If your 280S has dual Zenith INAT 35/40 carburetors, I can offer a few suggestions.
First, they should be properly synchronized and adjusted.
Second, the Zenith 35/40 carburetors have an electric choke mechanism where the car's choke plate defaults to about one-quarter closed with the engine off. When the car is started, electric heating elements warm bimetallic springs to fully open the choke plates. If the electric heating elements are not working or are misadjusted, the car continues to run at one-quarter choked, using more fuel than it should.
It's also possible that the choke plate was overadjusted to compensate for worn carburetors (leaking air from worn throttle plate hinge openings), a cracked base (vacuum leak), or aging engine compression.

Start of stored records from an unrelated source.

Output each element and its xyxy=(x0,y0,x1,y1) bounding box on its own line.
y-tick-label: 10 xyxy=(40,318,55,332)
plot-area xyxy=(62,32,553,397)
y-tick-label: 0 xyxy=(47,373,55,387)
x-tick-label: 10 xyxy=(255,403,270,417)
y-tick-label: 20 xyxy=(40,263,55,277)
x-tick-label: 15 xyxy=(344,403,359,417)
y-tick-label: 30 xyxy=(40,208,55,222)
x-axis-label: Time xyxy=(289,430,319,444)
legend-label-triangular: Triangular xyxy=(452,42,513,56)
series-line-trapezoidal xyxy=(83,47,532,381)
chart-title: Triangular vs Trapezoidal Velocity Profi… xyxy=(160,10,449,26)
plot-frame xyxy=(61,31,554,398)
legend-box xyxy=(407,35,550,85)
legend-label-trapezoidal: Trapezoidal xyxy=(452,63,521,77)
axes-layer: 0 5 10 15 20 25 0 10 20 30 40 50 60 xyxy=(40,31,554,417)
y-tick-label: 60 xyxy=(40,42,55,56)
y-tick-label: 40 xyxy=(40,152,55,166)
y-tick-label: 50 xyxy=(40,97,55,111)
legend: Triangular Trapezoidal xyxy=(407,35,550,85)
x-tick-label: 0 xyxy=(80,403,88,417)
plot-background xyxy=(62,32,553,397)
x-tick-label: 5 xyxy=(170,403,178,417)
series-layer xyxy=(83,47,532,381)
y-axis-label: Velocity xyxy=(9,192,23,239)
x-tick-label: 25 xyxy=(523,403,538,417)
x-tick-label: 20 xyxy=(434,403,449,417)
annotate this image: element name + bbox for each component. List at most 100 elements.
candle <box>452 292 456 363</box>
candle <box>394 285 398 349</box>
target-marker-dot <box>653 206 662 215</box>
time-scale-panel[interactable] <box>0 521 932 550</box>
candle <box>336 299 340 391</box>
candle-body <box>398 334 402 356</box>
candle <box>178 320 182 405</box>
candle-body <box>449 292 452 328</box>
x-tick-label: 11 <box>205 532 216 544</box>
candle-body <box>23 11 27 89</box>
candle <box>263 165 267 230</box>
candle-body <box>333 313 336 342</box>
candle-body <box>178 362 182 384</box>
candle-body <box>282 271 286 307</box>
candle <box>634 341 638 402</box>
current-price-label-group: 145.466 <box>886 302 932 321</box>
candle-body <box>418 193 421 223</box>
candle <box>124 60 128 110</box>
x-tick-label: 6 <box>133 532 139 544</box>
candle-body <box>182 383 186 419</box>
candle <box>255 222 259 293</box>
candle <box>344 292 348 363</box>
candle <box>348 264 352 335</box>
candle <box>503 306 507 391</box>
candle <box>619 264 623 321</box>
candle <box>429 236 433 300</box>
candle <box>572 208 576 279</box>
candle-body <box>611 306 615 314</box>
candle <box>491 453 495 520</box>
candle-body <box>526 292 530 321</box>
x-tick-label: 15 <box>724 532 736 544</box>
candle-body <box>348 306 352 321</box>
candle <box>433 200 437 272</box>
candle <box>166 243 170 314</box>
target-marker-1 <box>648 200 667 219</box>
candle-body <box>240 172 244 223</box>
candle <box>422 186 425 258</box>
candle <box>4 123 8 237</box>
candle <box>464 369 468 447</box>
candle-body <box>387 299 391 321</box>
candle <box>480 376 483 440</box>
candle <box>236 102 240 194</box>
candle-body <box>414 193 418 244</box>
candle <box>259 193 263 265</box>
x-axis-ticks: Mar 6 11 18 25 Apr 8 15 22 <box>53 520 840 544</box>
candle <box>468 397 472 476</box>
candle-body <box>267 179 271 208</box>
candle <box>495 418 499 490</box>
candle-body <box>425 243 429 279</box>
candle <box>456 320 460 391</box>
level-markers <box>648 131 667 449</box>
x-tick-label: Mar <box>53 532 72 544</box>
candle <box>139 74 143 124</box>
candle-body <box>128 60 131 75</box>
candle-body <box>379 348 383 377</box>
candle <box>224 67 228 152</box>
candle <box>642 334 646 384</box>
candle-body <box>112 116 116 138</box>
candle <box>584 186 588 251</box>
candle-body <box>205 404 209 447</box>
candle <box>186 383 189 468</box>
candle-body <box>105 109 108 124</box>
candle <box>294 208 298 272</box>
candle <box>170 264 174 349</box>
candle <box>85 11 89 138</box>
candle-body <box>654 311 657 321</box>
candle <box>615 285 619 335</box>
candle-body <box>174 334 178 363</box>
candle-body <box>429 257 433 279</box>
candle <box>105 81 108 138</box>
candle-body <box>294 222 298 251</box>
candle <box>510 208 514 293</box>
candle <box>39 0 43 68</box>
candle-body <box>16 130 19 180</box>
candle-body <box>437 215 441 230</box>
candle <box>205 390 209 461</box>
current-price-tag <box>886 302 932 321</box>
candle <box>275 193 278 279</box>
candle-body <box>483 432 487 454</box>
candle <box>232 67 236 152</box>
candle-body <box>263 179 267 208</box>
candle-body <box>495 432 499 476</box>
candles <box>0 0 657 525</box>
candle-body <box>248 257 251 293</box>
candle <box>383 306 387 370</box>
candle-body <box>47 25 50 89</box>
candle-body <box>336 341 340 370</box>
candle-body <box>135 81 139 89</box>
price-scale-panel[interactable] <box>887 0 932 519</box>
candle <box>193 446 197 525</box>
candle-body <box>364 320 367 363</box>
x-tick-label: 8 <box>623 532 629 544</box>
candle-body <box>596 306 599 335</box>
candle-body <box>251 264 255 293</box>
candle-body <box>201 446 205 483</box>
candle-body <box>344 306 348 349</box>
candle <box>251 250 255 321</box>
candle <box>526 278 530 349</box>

My 1968 280S was a great car, a real beast on the road once I got the carburetors figured out. It took awhile to understand the Zenith carburetors, but it turned out to be far more simple to adjust, synchronize and tune than I had originally thought.
Weber makes a conversion kit for the Zenith INAT 35/50 dual carburetors, but I really liked the original setup once I got it adjusted. I remember mileage being in the 12-18 mpg range.
With two four-barrel carburetors on an inline six-cylinder engine, you're running almost one carburetor barrel per engine cylinder at low speeds, and over a barrel per cylinder at 60 mph and above. Great for performance, but expensive for heavy-footed driving.
If you want to check some carburetor settings, send a note to rugbygynw at yahoo dot com.
Too low an operating temperature - below 80 degrees C. replace thermostat. Too rich an air / fuel mixture - carburetor problem. Worn out spark plugs & ignition wires. Retarded ignition timing, check ignition timing and adjust.
All that said, the mid '70s 116 280S version sold in the USA was certainly no economy champ, 13 to 16 MPG (US) overall as I recall.